Emprisonnement des journalistes : le cameroun les mauvais élèves

C’est un classement du Comité pour la protection des journalistes (CPJ).

Selon les chiffres publié par cet organisme, cinq journalistes sont aujourd’hui emprisonnés au Cameroun. « Le Cameroun figure dans le recensement des journalistes emprisonnés tous les ans depuis 2014. C’est le deuxième pays qui emprisonne le plus de journalistes dans la région, avec cinq détenus de manière arbitraire dans le cadre d’un système judiciaire opaque qui prévoit le recours à des tribunaux militaires pour poursuivre les journalistes, qui sont des civils au regard du droit international« , a écrit le CPJ dans son rapport annuel. Le record des emprisonnements de journalistes est détenu par l’Érythrée où 16 hommes de médias sont écroués sans procès.

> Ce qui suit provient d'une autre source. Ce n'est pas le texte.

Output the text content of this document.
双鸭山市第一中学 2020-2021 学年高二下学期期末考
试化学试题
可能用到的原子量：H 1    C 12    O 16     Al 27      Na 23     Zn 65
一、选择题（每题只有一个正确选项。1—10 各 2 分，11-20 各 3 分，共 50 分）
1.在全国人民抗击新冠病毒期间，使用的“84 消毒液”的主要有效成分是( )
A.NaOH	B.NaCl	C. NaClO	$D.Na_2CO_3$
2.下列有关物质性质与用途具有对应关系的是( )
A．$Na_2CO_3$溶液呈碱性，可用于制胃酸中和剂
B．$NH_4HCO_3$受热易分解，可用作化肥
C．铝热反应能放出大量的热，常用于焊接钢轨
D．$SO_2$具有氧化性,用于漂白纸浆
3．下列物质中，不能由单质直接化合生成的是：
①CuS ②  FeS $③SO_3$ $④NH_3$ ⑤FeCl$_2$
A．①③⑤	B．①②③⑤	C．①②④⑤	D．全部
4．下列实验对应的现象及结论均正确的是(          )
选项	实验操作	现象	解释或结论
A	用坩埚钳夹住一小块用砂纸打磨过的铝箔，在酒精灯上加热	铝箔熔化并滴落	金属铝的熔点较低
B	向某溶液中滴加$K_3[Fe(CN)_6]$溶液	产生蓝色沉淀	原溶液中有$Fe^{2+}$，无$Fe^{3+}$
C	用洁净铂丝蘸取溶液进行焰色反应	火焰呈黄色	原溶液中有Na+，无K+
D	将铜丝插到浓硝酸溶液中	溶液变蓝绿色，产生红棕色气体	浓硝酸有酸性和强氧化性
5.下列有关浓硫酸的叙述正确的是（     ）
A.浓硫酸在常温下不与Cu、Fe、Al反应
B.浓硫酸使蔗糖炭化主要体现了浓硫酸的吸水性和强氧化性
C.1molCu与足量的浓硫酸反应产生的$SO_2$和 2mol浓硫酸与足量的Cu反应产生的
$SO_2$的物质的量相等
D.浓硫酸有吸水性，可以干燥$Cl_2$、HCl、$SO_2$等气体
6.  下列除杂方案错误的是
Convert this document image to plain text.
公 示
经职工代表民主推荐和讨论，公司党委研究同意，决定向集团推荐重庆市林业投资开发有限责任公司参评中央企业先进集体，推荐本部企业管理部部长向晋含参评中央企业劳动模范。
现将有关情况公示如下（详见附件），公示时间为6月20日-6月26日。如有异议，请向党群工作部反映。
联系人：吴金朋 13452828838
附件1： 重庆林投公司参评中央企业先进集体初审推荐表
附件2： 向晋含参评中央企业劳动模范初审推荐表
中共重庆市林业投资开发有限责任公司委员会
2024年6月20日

Il s’agit d’Amadou Vamoulke, Kingsley Fomunyuy Njoka, Mancho Bibixy, Thomas Awah Junior et Tsi Conrad. Le premier, Amadou Vamoulké, ancien directeur général de la chaîne publique de radio et télévision camerounaise (CRTV), a été arrêté en 2016 pour détournement de fonds présumé. À la fin de 2022, il avait comparu plus de 140 fois devant le tribunal, mais l’accusation n’avait encore présenté aucune preuve substantielle contre lui. Des proches de Vamoulké affirment que son indépendance d’esprit à la tête de la CRTV a provoqué son arrestation et sa détention.

Kingsley Fomunyuy Njoka a été arrêté en mai 2020. Il est détenu en détention provisoire à Yaoundé, la capitale, et a été interrogé sur son journalisme couvrant les conflits dans les régions anglophones du pays.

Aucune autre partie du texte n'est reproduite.